Robust scaling is less sensitive to outliers than standard scaling. Formula: (x - median) / IQR, where IQR = Q3 - Q1
Features are first log-transformed to handle skewed distributions and outliers, then robust scaling is applied.
- __init__(apply_log_transform: bool = True, quantile_range: Tuple[float, float] = (0.25, 0.75), clip_quantiles: Tuple[float, float] = (0.005, 0.995), constant_threshold: float = 1e-08)[source]¶
Initialize the robust scaler transform.
- Parameters:
apply_log_transform – Whether to apply log transformation before scaling
quantile_range – Tuple of (lower_quantile, upper_quantile) for IQR computation
clip_quantiles – Tuple of (lower_clip, upper_clip) for outlier clipping
constant_threshold – Threshold below which IQR is considered too small
- fit(features: Tensor, feature_names: Optional[List[str]] = None) RobustScalerTransform[source]¶
Fit the robust scaler on training data.
- Parameters:
features – Training features tensor of shape (n_instances, n_features)

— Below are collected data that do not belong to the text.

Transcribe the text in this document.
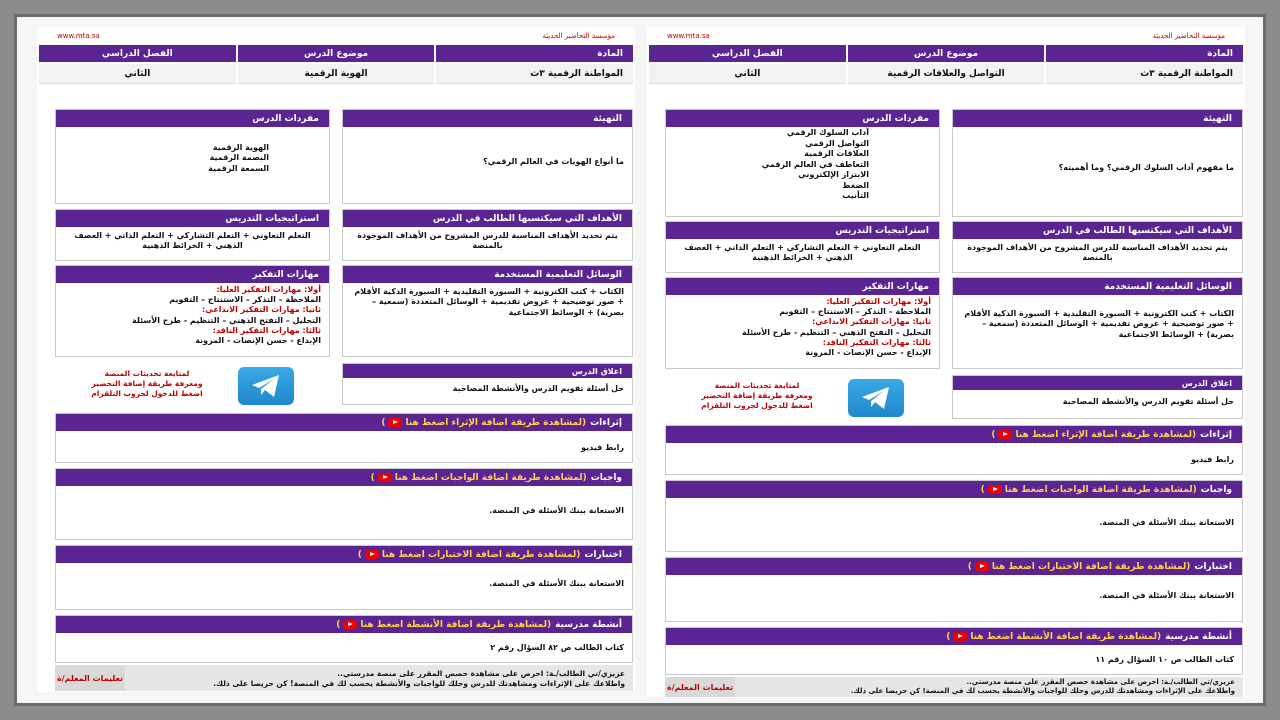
مؤسسة التحاضير الحديثة
www.mta.sa
المادة
موضوع الدرس
الفصل الدراسي
المواطنة الرقمية ٣ث
الهوية الرقمية
الثاني
التهيئة
ما أنواع الهويات في العالم الرقمي؟
مفردات الدرس
الهوية الرقمية
البصمة الرقمية
السمعة الرقمية
الأهداف التي سيكتسبها الطالب في الدرس
يتم تحديد الأهداف المناسبة للدرس المشروح من الأهداف الموجودة بالمنصة
استراتيجيات التدريس
التعلم التعاوني + التعلم التشاركي + التعلم الذاتي + العصف الذهني + الخرائط الذهنية
الوسائل التعليمية المستخدمة
الكتاب + كتب الكترونية + السبورة التقليدية + السبورة الذكية الأقلام + صور توضيحية + عروض تقديمية + الوسائل المتعددة (سمعية – بصرية) + الوسائط الاجتماعية
مهارات التفكير
أولا: مهارات التفكير العليا:
الملاحظة – التذكر – الاستنتاج – التقويم
ثانيا: مهارات التفكير الابداعي:
التحليل – التفتح الذهني – التنظيم - طرح الأسئلة
ثالثا: مهارات التفكير الناقد:
الإبداع - حسن الإنصات - المرونة
اغلاق الدرس
حل أسئلة تقويم الدرس والأنشطة المصاحبة
لمتابعة تحديثات المنصة
ومعرفة طريقة إضافة التحضير
اضغط للدخول لجروب التلقرام
إثراءات
(لمشاهدة طريقة اضافة الإثراء اضغط هنا)
رابط فيديو
واجبات
(لمشاهدة طريقة اضافة الواجبات اضغط هنا)
الاستعانة ببنك الأسئلة في المنصة.
اختبارات
(لمشاهدة طريقة اضافة الاختبارات اضغط هنا)
الاستعانة ببنك الأسئلة في المنصة.
أنشطة مدرسية
(لمشاهدة طريقة اضافة الأنشطة اضغط هنا)
كتاب الطالب ص ٨٢ السؤال رقم ٢
عزيزي/تي الطالب/ـة: احرص على مشاهدة حصص المقرر على منصة مدرستي..
واطلاعك على الإثراءات ومشاهدتك للدرس وحلك للواجبات والأنشطة يحسب لك في المنصة! كن حريصا على ذلك.
تعليمات المعلم/ة
مؤسسة التحاضير الحديثة
www.mta.sa
المادة
موضوع الدرس
الفصل الدراسي
المواطنة الرقمية ٣ث
التواصل والعلاقات الرقمية
الثاني
التهيئة
ما مفهوم آداب السلوك الرقمي؟ وما أهميته؟
مفردات الدرس
آداب السلوك الرقمي
التواصل الرقمي
العلاقات الرقمية
التعاطف في العالم الرقمي
الابتزاز الإلكتروني
الضغط
التأنيب
الأهداف التي سيكتسبها الطالب في الدرس
يتم تحديد الأهداف المناسبة للدرس المشروح من الأهداف الموجودة بالمنصة
استراتيجيات التدريس
التعلم التعاوني + التعلم التشاركي + التعلم الذاتي + العصف الذهني + الخرائط الذهنية
الوسائل التعليمية المستخدمة
الكتاب + كتب الكترونية + السبورة التقليدية + السبورة الذكية الأقلام + صور توضيحية + عروض تقديمية + الوسائل المتعددة (سمعية – بصرية) + الوسائط الاجتماعية
مهارات التفكير
أولا: مهارات التفكير العليا:
الملاحظة – التذكر – الاستنتاج – التقويم
ثانيا: مهارات التفكير الابداعي:
التحليل – التفتح الذهني – التنظيم - طرح الأسئلة
ثالثا: مهارات التفكير الناقد:
الإبداع - حسن الإنصات - المرونة
اغلاق الدرس
حل أسئلة تقويم الدرس والأنشطة المصاحبة
لمتابعة تحديثات المنصة
ومعرفة طريقة إضافة التحضير
اضغط للدخول لجروب التلقرام
إثراءات
(لمشاهدة طريقة اضافة الإثراء اضغط هنا)
رابط فيديو
واجبات
(لمشاهدة طريقة اضافة الواجبات اضغط هنا)
الاستعانة ببنك الأسئلة في المنصة.
اختبارات
(لمشاهدة طريقة اضافة الاختبارات اضغط هنا)
الاستعانة ببنك الأسئلة في المنصة.
أنشطة مدرسية
(لمشاهدة طريقة اضافة الأنشطة اضغط هنا)
كتاب الطالب ص ١٠ السؤال رقم ١١
عزيزي/تي الطالب/ـة: احرص على مشاهدة حصص المقرر على منصة مدرستي..
واطلاعك على الإثراءات ومشاهدتك للدرس وحلك للواجبات والأنشطة يحسب لك في المنصة! كن حريصا على ذلك.
تعليمات المعلم/ة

feature_names – Optional list of feature names for logging
- Returns:
Self for method chaining
- _transform_impl(features: Tensor) Tensor[source]¶
Apply the robust scaling to features.
- Parameters:
features – Input features tensor
- Returns:
Normalized features tensor
- classmethod from_config(config: Dict[str, Any]) RobustScalerTransform[source]¶
Create transform instance from configuration dictionary.